Para resolver sua nova equação política, o presidente Lula está usando a cartola da Petrobrás para tirar um coelho destinado a beneficiar um projeto privado no Ceará.

É a siderúrgica Ceará Steel, a ser erguida no Complexo Industrial e Portuário do Pecém (62 km a noroeste de Fortaleza), para produzir 1,5 milhão de toneladas de placas (estágio anterior ao da laminação), a partir de 2010.

Os acionistas do projeto, orçado em US$ 760 milhões, são o grupo sul-coreano Dongkuk Steel, a italiana Danieli e a brasileira Vale do Rio Doce. Metade da produção será adquirida pela própria Dongkuk e a outra metade será exportada, presumivelmente para os Estados Unidos.

Em 1996, a Petrobrás concordou em fornecer gás natural à usina a US$ 3,20 por milhão de BTU. De lá para cá, as condições mudaram e a Petrobrás enfrenta novos fatos consumados, em fornecimento e preço, impostos pela Bolívia. O custo desse gás na entrada do gasoduto já está nos US$ 4,60 e poderá saltar para US$ 6 por milhão de BTU.

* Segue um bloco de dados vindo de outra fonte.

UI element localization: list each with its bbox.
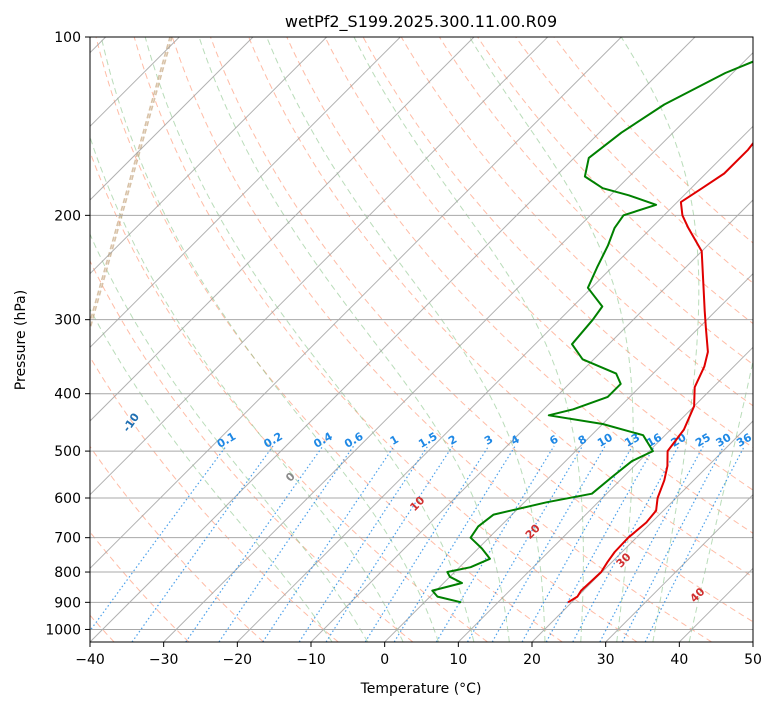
mixing-ratio-line <box>185 445 324 642</box>
y-tick-label: 800 <box>54 565 81 581</box>
isotherm-line <box>90 37 328 275</box>
mixing-ratio-line <box>466 445 584 642</box>
x-tick-label: 20 <box>523 652 541 668</box>
chart-title: wetPf2_S199.2025.300.11.00.R09 <box>285 12 557 32</box>
y-tick-label: 200 <box>54 208 81 224</box>
moist-adiabat-line <box>353 37 584 642</box>
y-tick-label: 500 <box>54 444 81 460</box>
moist-adiabat-line <box>90 232 369 642</box>
isotherm-line <box>384 272 753 642</box>
mixing-ratio-label: 36 <box>734 431 754 450</box>
moist-adiabat-line <box>90 308 333 642</box>
plot-area: 0.10.20.40.611.52346810131620253036-100-… <box>22 37 754 642</box>
isotherm-line <box>605 493 753 642</box>
x-tick-label: 30 <box>597 652 615 668</box>
isotherms <box>90 37 753 642</box>
isotherm-line <box>310 199 753 642</box>
isotherm-line <box>90 37 401 349</box>
isotherm-line <box>90 37 549 496</box>
mixing-ratio-line <box>218 445 355 642</box>
y-tick-label: 600 <box>54 491 81 507</box>
x-axis-label: Temperature (°C) <box>360 681 482 697</box>
moist-adiabat-line <box>620 37 700 642</box>
moist-adiabat-line <box>266 37 546 642</box>
dry-adiabat-line <box>90 445 264 642</box>
plot-background <box>90 37 753 642</box>
isotherm-line <box>90 37 475 422</box>
dry-adiabats <box>90 37 753 642</box>
dry-adiabat-line <box>171 37 712 642</box>
x-tick-label: −30 <box>149 652 179 668</box>
dry-adiabat-line <box>515 37 753 284</box>
dry-adiabat-line <box>210 37 753 623</box>
dry-adiabat-line <box>248 37 753 578</box>
dry-adiabat-line <box>286 37 753 534</box>
x-tick-label: −40 <box>75 652 105 668</box>
y-axis-label: Pressure (hPa) <box>13 290 29 390</box>
sounding-series <box>431 60 753 604</box>
x-tick-label: 50 <box>744 652 762 668</box>
x-tick-label: −20 <box>223 652 253 668</box>
dry-adiabat-line <box>95 37 563 642</box>
x-tick-label: 40 <box>670 652 688 668</box>
dry-adiabat-line <box>90 356 339 642</box>
y-tick-label: 900 <box>54 595 81 611</box>
isotherm-line <box>531 420 753 642</box>
y-tick-label: 400 <box>54 387 81 403</box>
moist-adiabat-line <box>90 135 404 642</box>
x-axis: −40 −30 −20 −10 0 10 20 30 40 50 <box>75 642 762 668</box>
isotherm-line <box>90 37 696 642</box>
dry-adiabat-line <box>324 37 753 491</box>
isotherm-line <box>163 51 753 642</box>
moist-adiabat-line <box>144 37 475 642</box>
temperature-profile-line <box>567 141 753 604</box>
y-tick-label: 700 <box>54 531 81 547</box>
isotherm-line <box>90 37 622 570</box>
y-tick-label: 100 <box>54 30 81 46</box>
dry-adiabat-line <box>90 259 414 642</box>
y-tick-label: 1000 <box>45 622 81 638</box>
isotherm-line <box>752 641 753 642</box>
plot-frame <box>89 36 754 643</box>
y-tick-label: 300 <box>54 313 81 329</box>
x-tick-label: −10 <box>296 652 326 668</box>
moist-adiabat-line <box>198 37 510 642</box>
y-axis: 100 200 300 400 500 600 700 800 900 1000 <box>45 30 90 638</box>
isotherm-line <box>90 37 254 201</box>
mixing-ratio-line <box>364 445 490 642</box>
isotherm-line <box>236 125 753 642</box>
mixing-ratio-line <box>298 445 429 642</box>
mixing-ratio-line <box>621 445 725 642</box>
dewpoint-profile-line <box>431 60 753 604</box>
dry-adiabat-label: -30 <box>22 443 44 467</box>
x-tick-label: 10 <box>449 652 467 668</box>
mixing-ratio-line <box>262 445 395 642</box>
mixing-ratio-line <box>131 445 274 642</box>
isobar-gridlines <box>90 37 753 630</box>
mixing-ratio-line <box>521 445 634 642</box>
mixing-ratio-line <box>644 445 746 642</box>
mixing-ratio-line <box>393 445 516 642</box>
moist-adiabats <box>90 37 753 642</box>
mixing-ratio-line <box>545 445 656 642</box>
mixing-ratio-line <box>325 445 454 642</box>
x-tick-label: 0 <box>380 652 389 668</box>
moist-adiabat-line <box>100 37 439 642</box>
isotherm-line <box>457 346 753 642</box>
dry-adiabat-line <box>133 37 638 642</box>
moist-adiabat-line <box>688 358 753 642</box>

O ex-governador Ciro Gomes (PSB) e Tasso Jereissati (presidente do PSDB), mais o governador Cid Gomes (PSB) exigem que a Petrobrás mantenha o preço original, o que caracterizaria favorecimento a investidores privados.

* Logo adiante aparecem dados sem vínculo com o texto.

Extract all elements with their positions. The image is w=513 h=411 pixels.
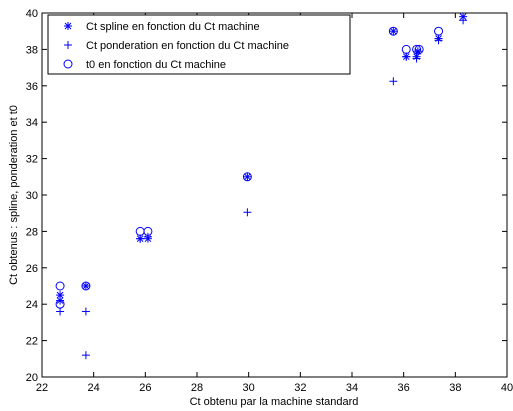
data-point-circle — [55, 281, 65, 291]
data-point-plus — [459, 16, 468, 25]
y-tick-label: 34 — [26, 117, 38, 129]
data-point-circle — [81, 281, 91, 291]
x-axis-label: Ct obtenu par la machine standard — [190, 396, 359, 408]
data-point-plus — [412, 54, 421, 63]
y-tick-label: 32 — [26, 154, 38, 166]
y-tick-label: 36 — [26, 81, 38, 93]
legend-marker-plus — [64, 41, 72, 49]
data-point-circle — [55, 299, 65, 309]
y-tick-label: 40 — [26, 8, 38, 20]
x-tick-label: 34 — [346, 382, 358, 394]
y-tick-label: 20 — [26, 372, 38, 384]
data-point-asterisk — [81, 282, 90, 290]
x-tick-label: 32 — [294, 382, 306, 394]
legend-entry: t0 en fonction du Ct machine — [86, 59, 226, 71]
y-tick-label: 26 — [26, 263, 38, 275]
data-point-circle — [434, 26, 444, 36]
data-point-plus — [243, 208, 252, 217]
legend-marker-asterisk — [64, 22, 72, 30]
data-point-plus — [56, 307, 65, 316]
data-point-plus — [136, 234, 145, 243]
y-tick-label: 30 — [26, 190, 38, 202]
data-point-plus — [434, 36, 443, 45]
data-point-plus — [81, 307, 90, 316]
data-point-plus — [143, 232, 152, 241]
legend-entry: Ct spline en fonction du Ct machine — [86, 21, 260, 33]
data-point-circle — [242, 172, 252, 182]
data-point-circle — [414, 44, 424, 54]
data-point-circle — [401, 44, 411, 54]
x-tick-label: 30 — [243, 382, 255, 394]
y-tick-label: 22 — [26, 336, 38, 348]
x-tick-label: 26 — [139, 382, 151, 394]
y-tick-label: 24 — [26, 299, 38, 311]
legend: Ct spline en fonction du Ct machine Ct po… — [47, 14, 351, 75]
x-tick-label: 22 — [36, 382, 48, 394]
data-point-circle — [388, 26, 398, 36]
y-tick-label: 38 — [26, 44, 38, 56]
axis-ticks: 22 24 26 28 30 32 34 36 38 4020222426283032343638… — [26, 8, 513, 394]
legend-marker-circle — [63, 59, 73, 69]
data-point-plus — [402, 52, 411, 61]
data-point-circle — [412, 44, 422, 54]
data-points — [55, 12, 468, 360]
x-tick-label: 36 — [398, 382, 410, 394]
legend-box — [47, 14, 351, 75]
data-point-asterisk — [389, 27, 398, 36]
data-point-asterisk — [243, 172, 252, 181]
data-point-plus — [81, 351, 90, 360]
y-axis-label: Ct obtenus : spline, ponderation et t0 — [8, 105, 20, 285]
x-tick-label: 24 — [88, 382, 100, 394]
x-tick-label: 38 — [449, 382, 461, 394]
data-point-circle — [143, 226, 153, 236]
legend-entry: Ct ponderation en fonction du Ct machine — [86, 40, 289, 52]
x-tick-label: 40 — [501, 382, 513, 394]
y-tick-label: 28 — [26, 226, 38, 238]
x-tick-label: 28 — [191, 382, 203, 394]
data-point-plus — [389, 77, 398, 86]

Inspirado em Pilatos, até recentemente o presidente Lula lavou suas mãos diante do problema. Há dez dias, já de namoro com a oposição, orientou o ministro de Minas e Energia, Silas Rondeau, a dobrar a Petrobrás. Na semana passada, o empresário Jorge Gerdau Johannpeter, presidente do grupo Gerdau, advertiu que a consumação do presentão abriria o flanco brasileiro para uma avalanche de processos de concorrência desleal.

O governo cearense contra-argumenta que não haverá prática de dumping, já que os preços das placas produzidas pela Ceará Steel serão os de mercado e, assim, não haveria prática comercialmente condenável. E propõe que parte da diferença de preço seja compensada pela construção, a ser assumida pelo Tesouro do Ceará, de dois gasodutos para o suprimento da siderúrgica.

Há, no caso, ao menos quatro distorções. A primeira é usar o caixa de uma empresa pública, a Petrobrás, para pagar a conta de um negócio privado. Segunda distorção: a Petrobrás não deve satisfação só ao Tesouro brasileiro; é uma empresa de capital aberto com milhões de acionistas, aqui e no exterior, aos quais lesará cada vez que beneficiar clientes com prejuízo para seu patrimônio ou para seu resultado. Terceira, o favorecimento a uma usina abre o precedente para que outros projetos e outros clientes tenham tratamento igual. Quarta, não faz sentido privilegiar o fornecimento de gás natural a um empreendimento quando outros setores têm de se submeter a programa de racionamento do produto.

Acrescente-se que o governo Lula já permitiu que a Petrobrás fosse lesada quando se omitiu diante do seqüestro de patrimônio público brasileiro praticado pelo governo boliviano de Evo Morales. Agora está mais uma vez lesando patrimônio público quando dá encaminhamento político para uma questão puramente comercial.